Es ist bekannt, dass die Entwicklungen und Experimente, die in den Labors der Nazis durchgeführt wurden, bisher klassifiziert wurden.

Charaktereigenschaften

Bei der Ausbildung dieser Schäferhundrasse wurden die grausamsten Methoden in Bezug auf Lebewesen angewendet. Kynologen des Reiches zogen die Uniform der KZ-Häftlinge an und schlugen die Hunde lange Zeit mit Metallstangen. Mit dieser Erziehung wurden die Hunde gegenüber allen Gefangenen besonders aggressiv und grausam. Die Kultivierung von Menschenhass, Freude an der Verfolgung eines Menschen, List und Feigheit sind zu den Hauptmerkmalen solcher Hirtenhunde geworden. Nach Kriegsende wurden etwa 42.000 Vertreter der Rasse in die Länder der Welt exportiert. Daher wurden die Dauffman Sheepdogs aufgrund ihrer Wildheit nicht ausgerottet. Einige von ihnen wurden bei der Zucht anderer Rassen verwendet, was kein positives Ergebnis ergab.

Die Natur der gezüchteten Rassen wurde verdorben, was die Verwendungsmöglichkeiten einschränkte.

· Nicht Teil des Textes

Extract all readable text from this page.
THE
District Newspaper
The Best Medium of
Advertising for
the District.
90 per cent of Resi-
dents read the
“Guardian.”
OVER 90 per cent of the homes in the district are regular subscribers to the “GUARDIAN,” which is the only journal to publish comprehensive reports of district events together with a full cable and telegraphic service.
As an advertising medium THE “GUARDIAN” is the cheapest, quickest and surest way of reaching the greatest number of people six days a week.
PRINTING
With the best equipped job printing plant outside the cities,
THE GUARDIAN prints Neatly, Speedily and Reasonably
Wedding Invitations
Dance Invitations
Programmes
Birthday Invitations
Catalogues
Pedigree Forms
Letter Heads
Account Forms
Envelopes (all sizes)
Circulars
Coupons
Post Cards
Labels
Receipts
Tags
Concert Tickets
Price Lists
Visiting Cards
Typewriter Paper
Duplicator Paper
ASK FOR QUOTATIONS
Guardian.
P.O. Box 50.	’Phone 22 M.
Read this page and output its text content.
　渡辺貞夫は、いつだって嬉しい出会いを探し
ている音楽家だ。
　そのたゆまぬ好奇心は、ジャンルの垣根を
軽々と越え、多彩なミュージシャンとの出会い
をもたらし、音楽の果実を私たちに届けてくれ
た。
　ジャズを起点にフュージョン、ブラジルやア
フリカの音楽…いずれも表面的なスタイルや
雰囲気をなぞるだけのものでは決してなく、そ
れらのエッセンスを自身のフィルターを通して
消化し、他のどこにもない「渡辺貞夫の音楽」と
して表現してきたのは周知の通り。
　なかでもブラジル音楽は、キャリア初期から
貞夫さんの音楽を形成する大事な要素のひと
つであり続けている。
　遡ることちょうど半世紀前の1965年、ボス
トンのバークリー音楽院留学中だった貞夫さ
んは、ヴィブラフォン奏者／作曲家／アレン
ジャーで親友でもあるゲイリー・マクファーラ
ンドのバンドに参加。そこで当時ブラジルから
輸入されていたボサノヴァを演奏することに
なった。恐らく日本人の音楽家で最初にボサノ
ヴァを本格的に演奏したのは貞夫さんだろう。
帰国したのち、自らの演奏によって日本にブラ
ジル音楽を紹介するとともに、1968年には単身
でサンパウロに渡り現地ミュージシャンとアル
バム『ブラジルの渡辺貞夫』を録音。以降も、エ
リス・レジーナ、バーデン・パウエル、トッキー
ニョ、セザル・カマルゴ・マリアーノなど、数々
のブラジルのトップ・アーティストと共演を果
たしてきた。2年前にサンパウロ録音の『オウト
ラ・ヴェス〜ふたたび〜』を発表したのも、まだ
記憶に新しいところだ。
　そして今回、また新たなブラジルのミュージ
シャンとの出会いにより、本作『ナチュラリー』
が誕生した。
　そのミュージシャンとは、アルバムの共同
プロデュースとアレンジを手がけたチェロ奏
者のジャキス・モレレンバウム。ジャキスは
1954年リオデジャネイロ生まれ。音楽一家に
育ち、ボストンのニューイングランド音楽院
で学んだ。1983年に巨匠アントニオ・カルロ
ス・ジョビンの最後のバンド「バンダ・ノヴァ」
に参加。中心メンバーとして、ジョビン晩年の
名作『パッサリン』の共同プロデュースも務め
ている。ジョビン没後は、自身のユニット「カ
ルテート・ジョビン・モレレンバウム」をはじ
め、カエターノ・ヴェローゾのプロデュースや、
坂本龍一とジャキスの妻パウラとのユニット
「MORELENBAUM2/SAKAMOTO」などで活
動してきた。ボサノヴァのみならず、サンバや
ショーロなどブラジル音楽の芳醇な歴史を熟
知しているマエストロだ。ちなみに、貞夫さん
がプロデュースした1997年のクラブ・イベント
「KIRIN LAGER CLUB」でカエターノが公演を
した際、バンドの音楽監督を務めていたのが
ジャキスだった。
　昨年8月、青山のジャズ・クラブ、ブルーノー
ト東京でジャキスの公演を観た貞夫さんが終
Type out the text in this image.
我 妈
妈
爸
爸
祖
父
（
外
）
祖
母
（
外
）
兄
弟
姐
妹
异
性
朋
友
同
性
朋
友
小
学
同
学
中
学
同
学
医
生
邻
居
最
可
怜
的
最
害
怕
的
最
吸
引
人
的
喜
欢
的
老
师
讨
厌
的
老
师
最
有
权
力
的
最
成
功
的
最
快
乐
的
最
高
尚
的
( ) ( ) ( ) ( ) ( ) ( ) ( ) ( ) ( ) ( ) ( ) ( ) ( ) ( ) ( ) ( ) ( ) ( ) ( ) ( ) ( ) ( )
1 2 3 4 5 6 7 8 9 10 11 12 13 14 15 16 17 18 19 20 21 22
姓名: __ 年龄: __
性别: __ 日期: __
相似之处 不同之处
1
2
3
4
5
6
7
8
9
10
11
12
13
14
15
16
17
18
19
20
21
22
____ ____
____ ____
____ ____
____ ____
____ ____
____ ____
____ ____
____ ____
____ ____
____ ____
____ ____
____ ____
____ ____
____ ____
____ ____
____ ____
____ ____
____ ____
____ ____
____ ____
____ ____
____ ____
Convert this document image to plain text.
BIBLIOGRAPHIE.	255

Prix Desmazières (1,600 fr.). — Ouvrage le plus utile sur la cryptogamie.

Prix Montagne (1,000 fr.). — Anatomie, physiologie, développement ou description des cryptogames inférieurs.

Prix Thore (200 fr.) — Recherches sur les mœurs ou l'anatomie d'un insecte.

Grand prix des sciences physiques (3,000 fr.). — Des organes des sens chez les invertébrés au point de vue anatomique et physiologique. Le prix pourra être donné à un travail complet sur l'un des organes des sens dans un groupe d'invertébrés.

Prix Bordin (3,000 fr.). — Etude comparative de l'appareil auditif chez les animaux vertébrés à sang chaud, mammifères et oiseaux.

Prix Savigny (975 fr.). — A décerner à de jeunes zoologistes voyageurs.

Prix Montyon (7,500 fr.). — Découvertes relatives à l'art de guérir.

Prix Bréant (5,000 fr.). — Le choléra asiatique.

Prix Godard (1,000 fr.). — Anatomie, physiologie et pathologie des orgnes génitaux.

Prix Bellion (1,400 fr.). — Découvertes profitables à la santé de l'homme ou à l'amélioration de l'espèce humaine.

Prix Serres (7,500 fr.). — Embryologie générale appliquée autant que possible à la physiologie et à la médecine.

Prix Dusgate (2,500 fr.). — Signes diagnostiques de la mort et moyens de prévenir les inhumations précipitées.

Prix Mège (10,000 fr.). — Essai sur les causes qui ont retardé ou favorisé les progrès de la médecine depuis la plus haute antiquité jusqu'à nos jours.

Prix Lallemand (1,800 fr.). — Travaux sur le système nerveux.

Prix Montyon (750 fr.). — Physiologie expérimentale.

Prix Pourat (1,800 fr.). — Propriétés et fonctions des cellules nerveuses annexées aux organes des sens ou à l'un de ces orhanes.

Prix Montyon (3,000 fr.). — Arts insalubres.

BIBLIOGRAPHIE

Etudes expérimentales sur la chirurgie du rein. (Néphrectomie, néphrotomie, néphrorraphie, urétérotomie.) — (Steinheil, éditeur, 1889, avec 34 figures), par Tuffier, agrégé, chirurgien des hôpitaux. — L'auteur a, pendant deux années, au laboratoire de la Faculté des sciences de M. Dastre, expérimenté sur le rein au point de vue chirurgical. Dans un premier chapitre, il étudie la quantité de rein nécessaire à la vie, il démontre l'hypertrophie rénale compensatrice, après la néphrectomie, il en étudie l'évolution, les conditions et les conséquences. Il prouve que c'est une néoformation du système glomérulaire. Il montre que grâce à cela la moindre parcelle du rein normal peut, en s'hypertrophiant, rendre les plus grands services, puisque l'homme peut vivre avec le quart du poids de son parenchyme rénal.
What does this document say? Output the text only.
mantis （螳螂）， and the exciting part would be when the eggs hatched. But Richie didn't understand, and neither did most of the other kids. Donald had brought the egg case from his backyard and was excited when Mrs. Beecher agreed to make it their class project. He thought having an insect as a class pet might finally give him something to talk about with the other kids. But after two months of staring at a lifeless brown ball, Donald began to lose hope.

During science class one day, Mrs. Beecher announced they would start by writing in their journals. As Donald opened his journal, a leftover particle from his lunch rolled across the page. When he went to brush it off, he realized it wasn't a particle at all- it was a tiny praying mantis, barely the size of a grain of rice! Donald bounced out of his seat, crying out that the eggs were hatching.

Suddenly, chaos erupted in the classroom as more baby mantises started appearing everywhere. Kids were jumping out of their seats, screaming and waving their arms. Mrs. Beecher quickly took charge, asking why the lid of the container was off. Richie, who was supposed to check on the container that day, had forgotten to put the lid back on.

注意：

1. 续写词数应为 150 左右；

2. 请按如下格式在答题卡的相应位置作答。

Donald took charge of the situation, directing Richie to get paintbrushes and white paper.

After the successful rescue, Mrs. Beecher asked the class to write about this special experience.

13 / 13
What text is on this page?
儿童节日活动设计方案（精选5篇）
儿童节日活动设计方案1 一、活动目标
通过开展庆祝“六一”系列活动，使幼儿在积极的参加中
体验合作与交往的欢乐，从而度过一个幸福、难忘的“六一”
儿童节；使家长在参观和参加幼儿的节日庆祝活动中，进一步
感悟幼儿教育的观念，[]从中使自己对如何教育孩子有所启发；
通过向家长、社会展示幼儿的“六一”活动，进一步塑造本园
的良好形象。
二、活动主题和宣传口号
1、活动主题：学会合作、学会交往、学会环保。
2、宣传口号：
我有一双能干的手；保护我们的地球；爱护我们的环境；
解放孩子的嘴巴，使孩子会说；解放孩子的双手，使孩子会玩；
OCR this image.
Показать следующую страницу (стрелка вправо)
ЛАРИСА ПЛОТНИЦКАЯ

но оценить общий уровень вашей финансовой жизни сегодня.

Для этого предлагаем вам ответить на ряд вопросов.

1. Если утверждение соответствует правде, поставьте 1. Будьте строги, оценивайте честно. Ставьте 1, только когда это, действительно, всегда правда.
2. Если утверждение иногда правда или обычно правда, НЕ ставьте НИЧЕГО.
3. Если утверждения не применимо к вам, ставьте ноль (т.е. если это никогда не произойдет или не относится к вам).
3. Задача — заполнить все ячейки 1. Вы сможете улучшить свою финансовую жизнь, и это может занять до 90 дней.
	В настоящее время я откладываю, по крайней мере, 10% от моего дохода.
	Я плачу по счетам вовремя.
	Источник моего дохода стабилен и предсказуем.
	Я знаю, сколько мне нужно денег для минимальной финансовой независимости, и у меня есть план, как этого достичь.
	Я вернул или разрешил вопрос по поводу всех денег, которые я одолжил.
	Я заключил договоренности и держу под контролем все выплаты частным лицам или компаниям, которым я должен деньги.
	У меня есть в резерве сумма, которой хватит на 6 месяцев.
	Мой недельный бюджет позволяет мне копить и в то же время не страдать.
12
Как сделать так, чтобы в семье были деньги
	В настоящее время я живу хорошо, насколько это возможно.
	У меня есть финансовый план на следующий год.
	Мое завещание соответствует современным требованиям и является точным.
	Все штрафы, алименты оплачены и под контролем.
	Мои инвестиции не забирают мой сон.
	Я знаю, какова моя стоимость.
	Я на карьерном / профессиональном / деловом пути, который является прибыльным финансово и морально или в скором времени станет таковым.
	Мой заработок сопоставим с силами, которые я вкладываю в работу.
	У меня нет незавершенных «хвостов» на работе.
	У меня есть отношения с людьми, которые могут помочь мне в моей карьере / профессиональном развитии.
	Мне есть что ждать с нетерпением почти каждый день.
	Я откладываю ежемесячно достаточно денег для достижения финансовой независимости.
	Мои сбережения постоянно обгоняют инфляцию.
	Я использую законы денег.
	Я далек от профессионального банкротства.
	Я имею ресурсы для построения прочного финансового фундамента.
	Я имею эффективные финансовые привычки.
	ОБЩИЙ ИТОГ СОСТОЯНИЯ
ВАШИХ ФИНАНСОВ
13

1995 berichtete eine der Zeitschriften in Amerika über die Entdeckung des "aggressiven Gens". Seine Autoren waren die Hundeführer K. Cooper und N. Moore. Eine Untersuchung des Gehirns, der Eier und des Spermas von Killerhunden ergab einen Unterschied in den für das Nervensystem verantwortlichen Chromosomenregionen. Und mit diesem Artikel argumentierten Wissenschaftler, dass das Gen erblich ist, dass die Nachkommen solcher Hunde früher oder später Killerfähigkeiten zeigen. Einigen Berichten zufolge wurden die Dauffman Sheepdogs in der Zucht der verbotenen Superhundrasse verwendet. Superdogs wurden geschaffen, um militärische Einrichtungen zu bewachen, sie waren größer und mächtiger als Hirtenhunde und auch immun gegen Strahlung.Dann wurden Superhunde mit Savannenhunden gekreuzt, eine neue Rasse wurde gezüchtet - Maikongs - für den Einsatz gegen Terroristen.

Diese Hunde wurden von der Gesellschaft als Mörder anerkannt.

Als einer der Vertreter dieser Rasse können Sie in Betracht ziehen ein Hirte namens Blondie. Sie war Hitlers Liebling und das Ergebnis von Dauffmanns Experimenten. Hitler war unzertrennlich von seinem Hund, doch nach einem Zwischenfall auf einer Jagd beeilte er sich trotzdem, ihn loszuwerden. Tatsache ist, dass der Führer, als er ein erlegtes Reh schlachtete, sich im Blut schmutzig machte. Der Blondie stürzte sich auf den Besitzer und versuchte ihn zu nagen. Dann wurde der Hund auf Befehl Hitlers zur weiteren Pflege in ein Landhaus gebracht. Im neuen Lebensraum biss der Hund die meisten dort arbeitenden Mitarbeiter, was es dem Hund unmöglich machte, auf dem Anwesen des Führers zu bleiben. Die Blondine wurde eingeschläfert.

Im Moment führt das Gesetz Einschränkungen für die Zucht dieser Rasse ein. In Kiew zum Beispiel unterliegen Personen einer obligatorischen Sterilisation, und von den Eigentümern wird eine hohe Lizenzgebühr erhoben. Und auch Mikrochips, Haftpflichtversicherung, beim Spazierengehen ist es notwendig, einen solchen Hund mit einem Maulkorb und an einer kurzen Leine zu führen.

Der Dauffman Sheepdog ist eine von der kynologischen Gesellschaft nicht anerkannte Hunderasse. Tiere mit einem ähnlichen Wildheitscharakter sind jedoch zu verschiedenen Zeiten begegnet, in der Geschichte gibt es Hinweise auf römische Hunde, die an Sklaven trainiert wurden, und auch aggressive Superhunde und Maikongs sind bekannt.

Heute wird hart daran gearbeitet, die Art zu verbessern. Deutsche Schäferhunde werden von den würdigsten Personen vertreten. Wenn Sie also einen Welpen mit den erklärten Eigenschaften der Rasse, einer stabilen Psyche, finden möchten, müssen Sie sich an die Gärtnerei wenden und sich Zeit für die Aufzucht eines würdigen Vertreters der Rasse nehmen.